Touching on the truly unique nature of Australian culture by poking fun at the humble bogan and attempting the stereotypical Aussie accent, the comedian immediately built a rapport with the audience.
As the show progressed his light-hearted delivery continued despite the mention of Donald Trump, Gollywogs, and other references to the unenviable turmoil of society. However, in a testament to his optimistic outlook, such topics were delivered comedically thanks to his quick wit and satirical humour.
Reminiscing on his childhood memories, Amos nostalgically recounted the influence of his large, tightknit family, attributing his current success to their support. He retrospectively thanked his father, who worked exceptionally hard to juggle three jobs in order to provide for his wife and eight children. Family was a recurring theme during the show, demonstrating just how influential they have been throughout his life.
Things took a solemn twist when he revealed the passing of his mother and twin sister within the span of two years; such heart-wrenching tragedy was responsible for completely breaking its least suspecting victim. While the emphasis on his resulting emotional anguish was brief, he made his pain clear; yet instead of focusing solely on his heartbreak, he reinforced the importance of comedy as an emotional aid.
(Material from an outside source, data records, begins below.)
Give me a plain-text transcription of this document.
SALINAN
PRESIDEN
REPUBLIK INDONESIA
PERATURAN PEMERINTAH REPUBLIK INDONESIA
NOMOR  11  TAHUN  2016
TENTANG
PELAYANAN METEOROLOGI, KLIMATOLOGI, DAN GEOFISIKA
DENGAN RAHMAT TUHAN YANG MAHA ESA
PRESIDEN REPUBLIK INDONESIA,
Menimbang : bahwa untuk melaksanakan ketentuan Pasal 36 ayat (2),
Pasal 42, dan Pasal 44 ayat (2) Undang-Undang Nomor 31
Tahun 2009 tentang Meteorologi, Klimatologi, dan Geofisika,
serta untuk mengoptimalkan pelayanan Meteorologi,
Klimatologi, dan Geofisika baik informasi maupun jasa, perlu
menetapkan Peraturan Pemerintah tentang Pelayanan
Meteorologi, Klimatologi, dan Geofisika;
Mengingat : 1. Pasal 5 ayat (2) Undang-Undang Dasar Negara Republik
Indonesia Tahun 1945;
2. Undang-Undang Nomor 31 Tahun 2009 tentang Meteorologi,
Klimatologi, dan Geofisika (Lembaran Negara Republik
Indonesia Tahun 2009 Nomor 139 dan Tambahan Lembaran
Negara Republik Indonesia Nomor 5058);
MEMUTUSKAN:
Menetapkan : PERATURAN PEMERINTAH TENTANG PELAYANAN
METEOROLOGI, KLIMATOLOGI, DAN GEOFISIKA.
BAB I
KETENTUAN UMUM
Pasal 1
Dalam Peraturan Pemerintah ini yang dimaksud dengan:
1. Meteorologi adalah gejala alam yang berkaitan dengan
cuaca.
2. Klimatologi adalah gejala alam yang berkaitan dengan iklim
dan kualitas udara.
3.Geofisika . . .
Amos attributed his dedication to comedy, and more specifically The Story So Far show, to the joy it brings both himself and his audience. Acknowledging that everyone deals with their own inner turmoil, he admitted there was nothing more rewarding than being able to bring laughter to those who need it most, even if only for a moment.
Amos’ ability to address a myriad of social injustices and taboo topics in a humorous manner, while managing to convey words of encouragement and inspiration, was exactly what made this show so entertaining. A thoroughly enjoyable and interactive performance, this heart-warming set was a highlight of this year’s Fringe Festival.